The Honest Limitation

Elixir runs on a single BEAM node. For a single-server AI orchestrator — which is what most organizations actually need — this is ideal. But if you need to distribute work across multiple machines, the picture changes.

Go compiles to a single binary that deploys anywhere. Python has mature distributed task frameworks (Celery, Airflow, Prefect). The BEAM has distributed Erlang, which allows processes on different nodes to communicate transparently, but clustering BEAM nodes is operationally more complex than deploying Go binaries behind a load balancer.

For the use case we are building — a multi-user AI orchestrator running on a single server with per-user databases, access control, and 86+ MCP tools — Elixir’s single-node strengths are exactly right. The day we need multi-node distribution, we will deal with it then. Premature distribution is a worse engineering sin than premature optimization.

The Bottom Line

The Alarm module is 443 lines. It provides persistent, crash-recoverable, chainable task scheduling with natural language time parsing. It took a day to build. It has never lost a scheduled task.

The equivalent in Python is Celery plus Redis plus recovery configuration plus monitoring. In Go, it is a custom scheduler with manual persistence, manual recovery, manual supervision, and manual concurrency control. In TypeScript, it is Bull plus Redis or accept that restarts lose state.

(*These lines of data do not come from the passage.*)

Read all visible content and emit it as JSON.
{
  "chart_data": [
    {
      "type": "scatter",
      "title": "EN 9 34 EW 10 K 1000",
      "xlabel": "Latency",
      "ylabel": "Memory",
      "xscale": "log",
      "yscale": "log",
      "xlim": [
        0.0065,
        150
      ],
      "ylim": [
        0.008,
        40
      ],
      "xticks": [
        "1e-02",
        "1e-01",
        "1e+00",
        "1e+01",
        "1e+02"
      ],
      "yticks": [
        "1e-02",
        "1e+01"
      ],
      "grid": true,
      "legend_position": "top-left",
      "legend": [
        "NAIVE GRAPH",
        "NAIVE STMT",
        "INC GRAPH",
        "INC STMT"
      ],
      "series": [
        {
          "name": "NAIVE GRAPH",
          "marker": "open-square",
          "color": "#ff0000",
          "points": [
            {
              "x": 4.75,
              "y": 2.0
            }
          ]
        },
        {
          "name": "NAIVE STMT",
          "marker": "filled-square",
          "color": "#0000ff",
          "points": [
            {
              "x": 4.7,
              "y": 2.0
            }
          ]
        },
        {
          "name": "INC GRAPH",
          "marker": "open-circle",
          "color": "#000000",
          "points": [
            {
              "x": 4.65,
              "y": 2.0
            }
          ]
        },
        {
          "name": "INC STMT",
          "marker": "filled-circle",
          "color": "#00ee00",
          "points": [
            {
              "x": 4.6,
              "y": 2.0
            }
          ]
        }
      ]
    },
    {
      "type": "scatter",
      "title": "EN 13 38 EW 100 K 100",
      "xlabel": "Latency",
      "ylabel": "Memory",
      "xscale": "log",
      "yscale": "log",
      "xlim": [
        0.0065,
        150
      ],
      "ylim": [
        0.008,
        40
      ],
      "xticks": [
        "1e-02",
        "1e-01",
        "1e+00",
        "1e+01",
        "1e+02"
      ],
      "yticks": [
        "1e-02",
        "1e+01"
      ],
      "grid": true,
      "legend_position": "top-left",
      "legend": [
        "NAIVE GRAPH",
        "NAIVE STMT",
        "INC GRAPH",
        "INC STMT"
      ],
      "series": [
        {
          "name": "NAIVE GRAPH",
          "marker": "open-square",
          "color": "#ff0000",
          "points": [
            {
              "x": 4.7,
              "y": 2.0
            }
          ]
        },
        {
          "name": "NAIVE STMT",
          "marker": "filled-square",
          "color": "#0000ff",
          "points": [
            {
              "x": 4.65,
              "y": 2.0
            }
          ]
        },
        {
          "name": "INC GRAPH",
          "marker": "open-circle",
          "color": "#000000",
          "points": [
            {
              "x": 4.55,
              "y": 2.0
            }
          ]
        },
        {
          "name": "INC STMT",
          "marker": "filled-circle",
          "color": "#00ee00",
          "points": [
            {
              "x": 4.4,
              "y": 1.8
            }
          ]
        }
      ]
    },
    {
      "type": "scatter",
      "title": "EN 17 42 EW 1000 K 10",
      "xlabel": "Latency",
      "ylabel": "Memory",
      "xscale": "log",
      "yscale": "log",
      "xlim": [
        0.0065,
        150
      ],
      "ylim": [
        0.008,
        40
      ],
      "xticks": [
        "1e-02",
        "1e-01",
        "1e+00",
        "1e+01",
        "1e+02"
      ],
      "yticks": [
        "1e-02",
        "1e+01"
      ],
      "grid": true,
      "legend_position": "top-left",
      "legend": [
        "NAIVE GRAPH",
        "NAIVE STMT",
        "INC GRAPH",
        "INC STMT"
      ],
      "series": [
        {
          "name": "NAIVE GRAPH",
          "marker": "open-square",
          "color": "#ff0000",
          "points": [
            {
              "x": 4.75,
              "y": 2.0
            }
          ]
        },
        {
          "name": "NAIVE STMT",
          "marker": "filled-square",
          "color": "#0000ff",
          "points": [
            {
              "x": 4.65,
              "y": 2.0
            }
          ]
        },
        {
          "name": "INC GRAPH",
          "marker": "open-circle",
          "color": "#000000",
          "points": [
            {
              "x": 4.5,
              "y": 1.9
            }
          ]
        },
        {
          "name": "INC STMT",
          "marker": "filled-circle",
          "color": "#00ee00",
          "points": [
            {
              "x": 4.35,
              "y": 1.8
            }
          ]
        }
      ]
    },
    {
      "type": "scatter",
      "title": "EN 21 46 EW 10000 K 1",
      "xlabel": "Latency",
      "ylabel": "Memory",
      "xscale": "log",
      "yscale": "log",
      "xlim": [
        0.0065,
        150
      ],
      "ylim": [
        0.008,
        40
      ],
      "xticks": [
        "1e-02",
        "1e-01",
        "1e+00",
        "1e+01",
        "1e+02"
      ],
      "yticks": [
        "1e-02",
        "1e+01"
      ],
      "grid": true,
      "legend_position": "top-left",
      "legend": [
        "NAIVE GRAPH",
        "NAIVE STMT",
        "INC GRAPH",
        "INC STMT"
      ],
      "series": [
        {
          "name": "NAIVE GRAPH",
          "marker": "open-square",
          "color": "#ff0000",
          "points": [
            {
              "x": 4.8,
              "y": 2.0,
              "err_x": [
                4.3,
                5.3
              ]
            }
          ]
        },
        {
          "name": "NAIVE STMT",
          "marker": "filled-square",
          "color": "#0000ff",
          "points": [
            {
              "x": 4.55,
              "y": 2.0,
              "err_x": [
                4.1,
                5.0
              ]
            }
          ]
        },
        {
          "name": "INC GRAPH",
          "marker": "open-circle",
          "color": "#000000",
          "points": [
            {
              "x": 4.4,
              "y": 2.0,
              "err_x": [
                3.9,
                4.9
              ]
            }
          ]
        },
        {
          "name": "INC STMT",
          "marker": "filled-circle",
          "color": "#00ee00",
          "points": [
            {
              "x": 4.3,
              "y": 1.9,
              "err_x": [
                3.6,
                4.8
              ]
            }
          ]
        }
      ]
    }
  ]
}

Elixir does not make these other languages bad. They are excellent languages for many things. But for building an AI orchestrator — a system that manages concurrent agents, schedules future actions, recovers from failures, and chains complex workflows — the BEAM gives you so much for free that the comparison is not close.

The right tool for the right job. For orchestration, the right tool was built in 1986 for telephone switches. It just happens to be exactly what AI agents need forty years later.